Question

In Drosophila, the mutant alleles vermillion (r), on the X chromosome, and cinnabar (n), on an autosome, cause the same phenotype: bright-red eye color instead of the wild type purple. A male from a true-breeding vermillion stock and a female from a true breeding cinnabar stock are crossed. Predict phenotypic ratios among their F1 and F2 progeny, individually for sons and daughters

Answer 1

Answer:

1. F1: Sons: 100% wild-type, daughters: 100% wild-type.

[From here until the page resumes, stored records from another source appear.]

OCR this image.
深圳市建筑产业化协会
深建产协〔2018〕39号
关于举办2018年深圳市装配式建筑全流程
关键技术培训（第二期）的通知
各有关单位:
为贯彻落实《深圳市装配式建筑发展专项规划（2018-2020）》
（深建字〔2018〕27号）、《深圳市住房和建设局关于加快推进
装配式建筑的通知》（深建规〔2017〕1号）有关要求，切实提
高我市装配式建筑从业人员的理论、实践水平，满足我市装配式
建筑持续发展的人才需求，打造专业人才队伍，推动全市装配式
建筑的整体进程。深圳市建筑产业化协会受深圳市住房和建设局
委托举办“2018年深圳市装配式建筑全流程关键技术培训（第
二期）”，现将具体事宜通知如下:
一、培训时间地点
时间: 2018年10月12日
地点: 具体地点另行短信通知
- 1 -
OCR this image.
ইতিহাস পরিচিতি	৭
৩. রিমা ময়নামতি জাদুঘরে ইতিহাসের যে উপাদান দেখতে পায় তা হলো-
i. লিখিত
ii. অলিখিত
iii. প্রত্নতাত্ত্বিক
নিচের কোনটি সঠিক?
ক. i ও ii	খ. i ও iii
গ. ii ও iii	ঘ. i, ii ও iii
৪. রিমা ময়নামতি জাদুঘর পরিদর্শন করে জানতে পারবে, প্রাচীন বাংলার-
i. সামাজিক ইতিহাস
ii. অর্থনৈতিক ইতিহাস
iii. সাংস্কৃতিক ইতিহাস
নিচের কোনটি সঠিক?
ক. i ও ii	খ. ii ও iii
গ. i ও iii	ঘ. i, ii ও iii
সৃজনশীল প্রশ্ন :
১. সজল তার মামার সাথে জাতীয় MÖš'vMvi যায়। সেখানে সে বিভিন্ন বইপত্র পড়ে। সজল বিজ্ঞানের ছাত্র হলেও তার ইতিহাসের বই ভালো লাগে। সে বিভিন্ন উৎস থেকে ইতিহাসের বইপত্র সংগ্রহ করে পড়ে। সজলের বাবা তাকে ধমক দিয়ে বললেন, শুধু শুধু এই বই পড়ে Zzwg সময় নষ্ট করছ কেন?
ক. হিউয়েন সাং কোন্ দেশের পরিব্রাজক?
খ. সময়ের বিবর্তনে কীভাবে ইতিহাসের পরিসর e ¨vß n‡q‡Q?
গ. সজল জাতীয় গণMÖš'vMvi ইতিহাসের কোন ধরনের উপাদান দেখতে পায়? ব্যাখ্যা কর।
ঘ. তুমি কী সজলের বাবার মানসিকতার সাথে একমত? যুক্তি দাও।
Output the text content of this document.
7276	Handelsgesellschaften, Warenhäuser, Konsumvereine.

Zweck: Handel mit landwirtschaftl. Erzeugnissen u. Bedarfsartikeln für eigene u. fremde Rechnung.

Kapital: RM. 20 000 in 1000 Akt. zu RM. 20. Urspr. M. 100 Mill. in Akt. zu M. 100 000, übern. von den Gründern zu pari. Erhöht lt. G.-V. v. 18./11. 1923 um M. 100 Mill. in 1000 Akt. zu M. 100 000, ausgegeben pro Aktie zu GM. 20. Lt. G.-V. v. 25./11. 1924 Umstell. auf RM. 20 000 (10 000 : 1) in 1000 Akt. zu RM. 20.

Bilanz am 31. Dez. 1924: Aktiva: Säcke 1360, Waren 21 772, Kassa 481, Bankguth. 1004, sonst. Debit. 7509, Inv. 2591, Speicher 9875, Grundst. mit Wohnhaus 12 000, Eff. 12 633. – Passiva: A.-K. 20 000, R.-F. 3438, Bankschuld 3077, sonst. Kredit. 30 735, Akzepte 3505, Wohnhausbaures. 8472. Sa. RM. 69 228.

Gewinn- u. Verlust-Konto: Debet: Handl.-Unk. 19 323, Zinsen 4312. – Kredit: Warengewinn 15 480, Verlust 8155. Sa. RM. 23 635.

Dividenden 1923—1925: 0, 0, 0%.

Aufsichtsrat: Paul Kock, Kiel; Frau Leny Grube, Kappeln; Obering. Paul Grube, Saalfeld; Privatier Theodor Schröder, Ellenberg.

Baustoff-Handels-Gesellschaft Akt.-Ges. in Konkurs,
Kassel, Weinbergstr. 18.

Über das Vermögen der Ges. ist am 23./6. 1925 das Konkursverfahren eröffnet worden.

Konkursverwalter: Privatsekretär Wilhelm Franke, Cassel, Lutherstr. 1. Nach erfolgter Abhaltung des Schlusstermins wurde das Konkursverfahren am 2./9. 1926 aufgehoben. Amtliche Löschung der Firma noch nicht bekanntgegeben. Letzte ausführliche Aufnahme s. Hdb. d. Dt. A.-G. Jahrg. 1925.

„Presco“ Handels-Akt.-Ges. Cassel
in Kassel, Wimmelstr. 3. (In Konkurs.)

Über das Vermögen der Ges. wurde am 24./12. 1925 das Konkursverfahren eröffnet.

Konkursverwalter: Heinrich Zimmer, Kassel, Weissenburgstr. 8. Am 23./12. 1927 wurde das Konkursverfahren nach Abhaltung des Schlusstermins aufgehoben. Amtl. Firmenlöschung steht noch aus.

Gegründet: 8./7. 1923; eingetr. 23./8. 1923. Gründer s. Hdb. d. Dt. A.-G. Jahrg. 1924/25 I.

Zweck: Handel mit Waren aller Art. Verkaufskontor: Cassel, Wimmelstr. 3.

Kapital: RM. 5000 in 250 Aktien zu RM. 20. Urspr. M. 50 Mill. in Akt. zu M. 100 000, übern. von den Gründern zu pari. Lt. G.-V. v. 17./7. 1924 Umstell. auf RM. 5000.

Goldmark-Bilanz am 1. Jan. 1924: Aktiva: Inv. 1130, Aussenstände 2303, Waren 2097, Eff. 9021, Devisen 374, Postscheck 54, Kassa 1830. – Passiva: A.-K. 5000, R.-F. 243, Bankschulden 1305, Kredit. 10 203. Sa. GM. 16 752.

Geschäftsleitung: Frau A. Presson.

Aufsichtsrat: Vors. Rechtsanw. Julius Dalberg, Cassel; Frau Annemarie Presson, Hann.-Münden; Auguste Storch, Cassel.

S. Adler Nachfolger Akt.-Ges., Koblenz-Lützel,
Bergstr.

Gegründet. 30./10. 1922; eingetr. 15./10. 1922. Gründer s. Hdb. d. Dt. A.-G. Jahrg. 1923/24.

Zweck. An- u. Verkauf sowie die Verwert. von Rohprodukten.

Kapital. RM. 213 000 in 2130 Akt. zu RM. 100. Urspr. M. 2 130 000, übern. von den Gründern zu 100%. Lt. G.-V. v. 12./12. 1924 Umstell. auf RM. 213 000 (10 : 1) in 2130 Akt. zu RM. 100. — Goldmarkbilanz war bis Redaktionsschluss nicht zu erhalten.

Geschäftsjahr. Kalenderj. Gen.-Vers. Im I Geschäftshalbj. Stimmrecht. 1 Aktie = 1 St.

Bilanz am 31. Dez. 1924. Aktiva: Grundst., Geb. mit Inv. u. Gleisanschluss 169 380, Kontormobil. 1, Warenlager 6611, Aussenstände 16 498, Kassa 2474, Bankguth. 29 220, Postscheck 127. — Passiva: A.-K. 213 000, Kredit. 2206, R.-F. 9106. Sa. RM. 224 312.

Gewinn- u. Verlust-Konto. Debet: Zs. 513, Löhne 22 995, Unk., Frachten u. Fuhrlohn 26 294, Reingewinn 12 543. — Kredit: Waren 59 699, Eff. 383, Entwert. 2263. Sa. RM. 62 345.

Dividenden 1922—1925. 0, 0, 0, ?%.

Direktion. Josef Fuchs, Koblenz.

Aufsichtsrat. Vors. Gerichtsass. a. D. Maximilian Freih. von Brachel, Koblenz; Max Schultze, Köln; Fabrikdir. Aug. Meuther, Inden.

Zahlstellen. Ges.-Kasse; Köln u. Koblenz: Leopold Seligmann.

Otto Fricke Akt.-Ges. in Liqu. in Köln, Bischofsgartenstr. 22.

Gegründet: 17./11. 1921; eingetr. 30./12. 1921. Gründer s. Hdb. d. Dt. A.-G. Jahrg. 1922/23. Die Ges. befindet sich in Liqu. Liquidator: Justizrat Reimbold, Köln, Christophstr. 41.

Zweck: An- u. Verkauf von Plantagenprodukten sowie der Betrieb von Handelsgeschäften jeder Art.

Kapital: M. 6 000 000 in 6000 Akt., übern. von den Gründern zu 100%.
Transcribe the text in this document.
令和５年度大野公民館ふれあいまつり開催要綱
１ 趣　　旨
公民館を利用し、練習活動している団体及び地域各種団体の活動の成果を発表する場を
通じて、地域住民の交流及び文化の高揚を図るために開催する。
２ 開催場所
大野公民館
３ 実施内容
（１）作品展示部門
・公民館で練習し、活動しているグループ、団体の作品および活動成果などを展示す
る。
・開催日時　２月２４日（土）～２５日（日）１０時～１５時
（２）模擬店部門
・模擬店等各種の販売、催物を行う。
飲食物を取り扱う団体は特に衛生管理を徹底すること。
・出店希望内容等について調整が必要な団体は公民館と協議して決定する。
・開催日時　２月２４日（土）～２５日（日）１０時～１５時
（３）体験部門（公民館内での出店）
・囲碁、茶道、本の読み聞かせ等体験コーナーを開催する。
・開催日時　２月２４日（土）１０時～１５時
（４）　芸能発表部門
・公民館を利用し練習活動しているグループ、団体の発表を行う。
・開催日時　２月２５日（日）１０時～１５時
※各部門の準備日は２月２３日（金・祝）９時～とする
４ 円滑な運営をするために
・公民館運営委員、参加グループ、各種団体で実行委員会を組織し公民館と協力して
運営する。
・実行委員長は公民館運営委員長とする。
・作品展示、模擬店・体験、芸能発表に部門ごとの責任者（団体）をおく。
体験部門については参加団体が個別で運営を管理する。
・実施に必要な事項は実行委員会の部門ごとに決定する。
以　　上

2. F2: Sons: 5:3 bright-red eye color to wild-type, daughters: 1:3 bright-red eye color to wild-type.

Explanation:

In this example two genes in different chromosomes produce the same phenotype: bright-red eye color. First, vermillion gene is in X chromosome, and the vermillion color is a recessive trait, so vermillion mutants should be:

Mutant Females: $X^{r}X^{r}$

Mutant Males: $X^{r}Y$

Wild-type Females: $X^{R} X^{R} /X^{R} X^{r}$

Wild-type Males: $X^{R}$

Second, cinnabar gene is in an autosome and it's recessive too, so mutants should be:

Mutant males or females: nn  

Wild-type: NN

If a vermillion male ($X^{r}YNN$) is crossed with a cinnabar female $X^{R}X^{R} nn$, it will produce an F1 as in the first Punnett Square. In this case, all sons and daughters are going to be wild-type.

When F1 is crossed, an F2 is produced as in the second and third Punnett Squares. In this case, in daughters, it will produce a phenotypic ratio of 1:3 red eyes to wild-type eyes.

In sons, it will produce a phenotypic ratio of 5:8 red eyes to wild-type eyes.